Our Take
Outsourcing CGT manufacturing is now table stakes for competitiveness, not a fallback for capacity — but only CDMOs with approved commercial products and modality-specific expertise will capture value.
Why it matters
49 approved CGT products in the U.S. signal market maturity; pipelines are accelerating. Sponsors now pick CDMO partners years earlier than before, making regulatory track record and analytical depth the real differentiator, not just facility availability.
Do this week
CDMO business development: Audit your portfolio for FDA or EMA-approved CGT products in your claimed modality; if you have fewer than three, add that gap to your pitch materials before next quarter.
The outsourcing shift is structural, not cyclical
Cell and gene therapy manufacturing is consolidating around specialized contract partners. The global CGT market was valued at $12.2 billion in 2025 and is projected to reach $143.6 billion by 2034, growing at a compound annual rate of 31% (per Contract Pharma analysis of industry forecasts). With 49 approved CGT products already in the U.S. market and pipelines maturing, demand for manufacturing and supply chain expertise has outpaced in-house capacity at most sponsors.
Sponsors are now engaging CDMOs earlier in development, not just for capacity but for risk mitigation and regulatory certainty. The most common driver is lack of in-house GMP infrastructure. But according to eXmoor Pharma consultants Harvey Branton and Drew Hope, many sponsors with internal capability still outsource because their existing resources don't match the specialized experience, capacity, or timelines a specific program requires.
Product complexity is the second major driver. RNA/LNP-based gene therapies, for example, require oligonucleotide synthesis, plasmid production via microbial fermentation, and lipid nanoparticle formulation—three distinct manufacturing approaches that are difficult to build in-house without substantial investment. There is also a structural supply-demand imbalance: overcapacity in AAV vector manufacturing paired with persistent bottlenecks in labor-intensive autologous cell therapies (per AGC Biologics executive Luca Alberici).
What sponsors really value in a CDMO partner
Regulatory track record now dominates the selection process. Sponsors are prioritizing CDMOs with a portfolio of FDA or EMA-approved commercial products. This is the ultimate proof of regulatory skill, quality systems, and execution at scale, according to Alberici. Modality-specific expertise is non-negotiable—whether in AAV, lentivirus, adenovirus, autologous cells, or emerging platforms like in-vivo CAR-T and gene editing.
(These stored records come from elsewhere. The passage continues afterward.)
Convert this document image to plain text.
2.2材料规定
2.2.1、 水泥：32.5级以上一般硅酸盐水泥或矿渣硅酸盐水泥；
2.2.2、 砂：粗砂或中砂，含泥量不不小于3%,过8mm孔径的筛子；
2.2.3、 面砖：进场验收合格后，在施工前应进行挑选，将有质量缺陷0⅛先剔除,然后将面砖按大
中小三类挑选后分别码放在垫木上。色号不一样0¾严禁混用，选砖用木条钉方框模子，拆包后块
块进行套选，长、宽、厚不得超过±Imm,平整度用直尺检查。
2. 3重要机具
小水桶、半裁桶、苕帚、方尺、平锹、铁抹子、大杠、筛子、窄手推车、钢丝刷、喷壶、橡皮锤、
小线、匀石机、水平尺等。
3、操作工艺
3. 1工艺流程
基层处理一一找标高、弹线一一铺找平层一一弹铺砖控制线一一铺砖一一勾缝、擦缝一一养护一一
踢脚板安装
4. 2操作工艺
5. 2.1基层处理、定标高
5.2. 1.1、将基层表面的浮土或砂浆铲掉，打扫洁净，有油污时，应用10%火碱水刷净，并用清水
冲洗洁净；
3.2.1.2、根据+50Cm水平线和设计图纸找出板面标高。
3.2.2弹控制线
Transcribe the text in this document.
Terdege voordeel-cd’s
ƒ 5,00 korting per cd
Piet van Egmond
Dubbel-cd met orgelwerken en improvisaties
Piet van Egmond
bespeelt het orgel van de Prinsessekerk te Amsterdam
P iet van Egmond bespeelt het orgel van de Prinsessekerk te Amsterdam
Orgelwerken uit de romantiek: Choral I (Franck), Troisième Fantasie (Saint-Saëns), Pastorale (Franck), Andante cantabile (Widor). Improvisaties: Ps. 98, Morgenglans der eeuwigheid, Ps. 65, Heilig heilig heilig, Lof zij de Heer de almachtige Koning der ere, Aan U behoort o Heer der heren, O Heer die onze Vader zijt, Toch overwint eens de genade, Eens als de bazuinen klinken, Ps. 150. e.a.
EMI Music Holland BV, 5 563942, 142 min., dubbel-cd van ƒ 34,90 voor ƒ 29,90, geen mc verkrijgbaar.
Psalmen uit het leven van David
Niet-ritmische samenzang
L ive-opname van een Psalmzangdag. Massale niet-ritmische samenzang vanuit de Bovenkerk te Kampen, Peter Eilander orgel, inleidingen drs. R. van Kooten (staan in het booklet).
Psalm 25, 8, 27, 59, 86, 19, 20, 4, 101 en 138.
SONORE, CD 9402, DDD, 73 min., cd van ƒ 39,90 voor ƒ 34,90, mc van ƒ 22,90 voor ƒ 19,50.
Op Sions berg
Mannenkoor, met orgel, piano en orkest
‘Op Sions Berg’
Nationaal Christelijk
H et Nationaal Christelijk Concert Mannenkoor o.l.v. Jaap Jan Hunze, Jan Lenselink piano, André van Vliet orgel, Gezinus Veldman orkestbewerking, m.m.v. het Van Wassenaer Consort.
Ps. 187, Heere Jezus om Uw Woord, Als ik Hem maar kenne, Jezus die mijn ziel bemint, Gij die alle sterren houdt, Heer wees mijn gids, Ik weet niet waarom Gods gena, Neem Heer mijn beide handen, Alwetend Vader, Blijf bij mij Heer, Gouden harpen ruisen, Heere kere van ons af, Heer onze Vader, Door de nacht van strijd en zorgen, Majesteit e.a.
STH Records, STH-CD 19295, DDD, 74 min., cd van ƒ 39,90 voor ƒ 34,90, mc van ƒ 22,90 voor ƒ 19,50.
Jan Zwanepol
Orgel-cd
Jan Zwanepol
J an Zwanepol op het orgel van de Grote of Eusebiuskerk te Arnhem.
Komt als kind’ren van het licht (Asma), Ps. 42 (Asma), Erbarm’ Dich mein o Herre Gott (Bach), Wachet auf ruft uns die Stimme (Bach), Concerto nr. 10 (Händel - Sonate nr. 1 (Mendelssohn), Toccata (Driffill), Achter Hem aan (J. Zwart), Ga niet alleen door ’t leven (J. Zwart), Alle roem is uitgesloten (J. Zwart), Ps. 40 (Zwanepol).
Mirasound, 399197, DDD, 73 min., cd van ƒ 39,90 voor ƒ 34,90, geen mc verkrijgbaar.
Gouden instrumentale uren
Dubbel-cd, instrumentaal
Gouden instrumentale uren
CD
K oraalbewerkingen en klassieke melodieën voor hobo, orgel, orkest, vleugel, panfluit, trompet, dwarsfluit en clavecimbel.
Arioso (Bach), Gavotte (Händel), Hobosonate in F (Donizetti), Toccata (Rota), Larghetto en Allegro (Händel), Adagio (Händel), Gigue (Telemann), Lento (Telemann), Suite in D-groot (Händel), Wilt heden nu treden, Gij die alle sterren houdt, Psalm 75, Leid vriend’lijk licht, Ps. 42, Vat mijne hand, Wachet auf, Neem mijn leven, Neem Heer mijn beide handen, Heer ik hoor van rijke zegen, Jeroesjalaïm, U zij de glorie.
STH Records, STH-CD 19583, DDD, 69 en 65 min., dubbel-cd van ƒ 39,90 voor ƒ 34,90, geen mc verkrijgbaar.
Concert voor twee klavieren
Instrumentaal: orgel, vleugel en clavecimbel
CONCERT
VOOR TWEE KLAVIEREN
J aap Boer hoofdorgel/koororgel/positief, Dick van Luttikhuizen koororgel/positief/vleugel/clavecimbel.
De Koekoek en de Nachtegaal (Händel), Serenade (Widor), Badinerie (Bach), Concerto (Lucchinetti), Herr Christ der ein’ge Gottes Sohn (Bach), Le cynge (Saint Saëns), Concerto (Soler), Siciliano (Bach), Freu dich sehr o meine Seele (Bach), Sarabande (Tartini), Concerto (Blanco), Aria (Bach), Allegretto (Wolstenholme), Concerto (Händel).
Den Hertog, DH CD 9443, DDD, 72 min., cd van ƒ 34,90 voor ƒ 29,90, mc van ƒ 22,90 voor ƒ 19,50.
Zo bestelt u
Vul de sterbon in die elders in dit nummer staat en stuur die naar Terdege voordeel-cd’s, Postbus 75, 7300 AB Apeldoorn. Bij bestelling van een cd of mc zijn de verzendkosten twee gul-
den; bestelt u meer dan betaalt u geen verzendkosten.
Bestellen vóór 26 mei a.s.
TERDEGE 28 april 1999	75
Analytical capability ranks alongside manufacturing. Sponsors explicitly value CDMOs with in-house analytical depth and the expertise to develop phase-appropriate methods for product characterization. Cost of goods and manufacturability matter, but Lonza's Thomas Fellner noted that many advanced therapies fail to achieve commercial viability; sponsors therefore value CDMOs that apply platform-based approaches and design scalable processes early in development.
Operational reliability also factors heavily. Sponsors evaluate quality systems, process documentation, deviation management, and consistency over time. Availability is critical—CGT programs often run on tight timelines, and a CDMO unable to commit capacity at the right development phase has limited value regardless of technical skill. Geography matters too: proximity to clinical trial centers or target markets can reduce logistical complexity and regulatory burden.
Partnership structure is now the deal-breaker
Successful CGT partnerships are deeply integrated and begin early, with CDMOs working alongside sponsors to shape development strategies and design scalable processes from the outset. Early alignment on process strategy, analytical methods, and regulatory expectations directly influences cost, timelines, and commercialization likelihood.
The model has shifted from transactional to shared-risk-reward. Andelyn Biosciences CEO Wade Macedone emphasized that partnerships require ongoing data sharing, joint decision-making, and a willingness to pause and modify when necessary to safeguard quality and patient safety. As programs advance, the relationship extends across tech transfer, process verification, comparability planning, and regulatory alignment across regions.
Trust is the foundation. Fujifilm Biotechnologies' Katherine Schewe stated that enduring partnerships are built on mutual investment and accountability. CDMOs are now expected to proactively invest in next-generation technologies and capacity before the market demands it—a stabilizing force that reduces sponsor risk in an unpredictable market.